Bayangan cowok tadi terus mengusik pikiran Vio. Seberusaha apa pun ia mengeluarkan bayangan itu dari otaknya, tetap saja bayangan itu terus berseliweran. Menari-nari tanpa permisi di dalam pikirannya.
Mata elang, hidung mancung, rahang tegas dan bibir tipis, kombinasi yang sempurna. Tak heran jika cowok itu terlihat tampan dan mempesona. Sayangnya dia berwajah dingin dan menyeramkan.
Bodoh!
Rutuk Vio, apa yang salah dengan otaknya? Kenapa bisa-bisanya ia terkesima dengan cowok aneh itu. Vio menepis semua pemikirannya tentang cowok bernama Levin, seniornya kelas XII.

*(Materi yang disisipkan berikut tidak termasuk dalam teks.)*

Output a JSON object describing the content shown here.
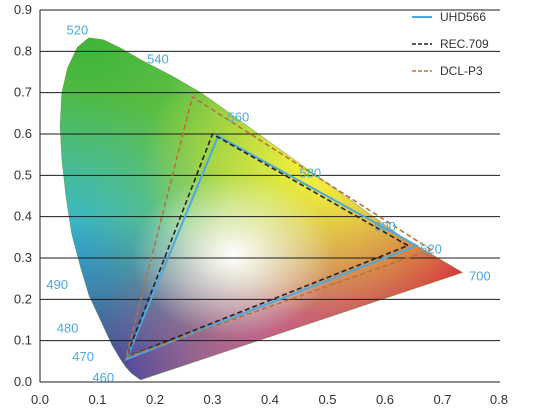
{
  "chart_data": {
    "type": "scatter",
    "title": "",
    "xlabel": "",
    "ylabel": "",
    "xlim": [
      0.0,
      0.8
    ],
    "ylim": [
      0.0,
      0.9
    ],
    "x_ticks": [
      "0.0",
      "0.1",
      "0.2",
      "0.3",
      "0.4",
      "0.5",
      "0.6",
      "0.7",
      "0.8"
    ],
    "y_ticks": [
      "0.0",
      "0.1",
      "0.2",
      "0.3",
      "0.4",
      "0.5",
      "0.6",
      "0.7",
      "0.8",
      "0.9"
    ],
    "grid": "horizontal",
    "legend_position": "top-right",
    "spectral_locus": [
      [
        0.175,
        0.005
      ],
      [
        0.16,
        0.02
      ],
      [
        0.15,
        0.035
      ],
      [
        0.14,
        0.055
      ],
      [
        0.125,
        0.09
      ],
      [
        0.105,
        0.15
      ],
      [
        0.085,
        0.21
      ],
      [
        0.07,
        0.28
      ],
      [
        0.055,
        0.36
      ],
      [
        0.045,
        0.45
      ],
      [
        0.038,
        0.54
      ],
      [
        0.035,
        0.62
      ],
      [
        0.038,
        0.7
      ],
      [
        0.048,
        0.76
      ],
      [
        0.065,
        0.81
      ],
      [
        0.085,
        0.833
      ],
      [
        0.11,
        0.828
      ],
      [
        0.14,
        0.808
      ],
      [
        0.175,
        0.78
      ],
      [
        0.23,
        0.74
      ],
      [
        0.28,
        0.7
      ],
      [
        0.33,
        0.65
      ],
      [
        0.38,
        0.6
      ],
      [
        0.43,
        0.55
      ],
      [
        0.48,
        0.5
      ],
      [
        0.53,
        0.45
      ],
      [
        0.58,
        0.4
      ],
      [
        0.63,
        0.35
      ],
      [
        0.68,
        0.31
      ],
      [
        0.735,
        0.265
      ]
    ],
    "wavelength_labels": [
      {
        "text": "520",
        "x": 0.065,
        "y": 0.85
      },
      {
        "text": "540",
        "x": 0.205,
        "y": 0.78
      },
      {
        "text": "560",
        "x": 0.345,
        "y": 0.64
      },
      {
        "text": "580",
        "x": 0.47,
        "y": 0.505
      },
      {
        "text": "600",
        "x": 0.6,
        "y": 0.375
      },
      {
        "text": "620",
        "x": 0.68,
        "y": 0.32
      },
      {
        "text": "700",
        "x": 0.765,
        "y": 0.255
      },
      {
        "text": "490",
        "x": 0.03,
        "y": 0.235
      },
      {
        "text": "480",
        "x": 0.048,
        "y": 0.13
      },
      {
        "text": "470",
        "x": 0.075,
        "y": 0.06
      },
      {
        "text": "460",
        "x": 0.11,
        "y": 0.01
      }
    ],
    "wavelength_label_color": "#4aa9de",
    "series": [
      {
        "name": "UHD566",
        "color": "#4aa9de",
        "style": "solid",
        "points": [
          [
            0.655,
            0.33
          ],
          [
            0.31,
            0.595
          ],
          [
            0.15,
            0.055
          ]
        ]
      },
      {
        "name": "REC.709",
        "color": "#222222",
        "style": "dashed",
        "points": [
          [
            0.64,
            0.33
          ],
          [
            0.3,
            0.6
          ],
          [
            0.15,
            0.06
          ]
        ]
      },
      {
        "name": "DCL-P3",
        "color": "#b5733c",
        "style": "dashed",
        "points": [
          [
            0.68,
            0.32
          ],
          [
            0.265,
            0.69
          ],
          [
            0.15,
            0.06
          ]
        ]
      }
    ]
  }
}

Sepanjang pelajaran berlangsung, Vio tidak bisa fokus karena Reva terus mendumel. Mengomentari apa pun yang diucapkan guru pelajaran. Hingga bel pulang berbunyi.
"Lo mau ikut?" ajak Reva yang sudah selesai mengemasi barang-barangnya, ya karena dia memang hanya mengeluarkan satu buku saja.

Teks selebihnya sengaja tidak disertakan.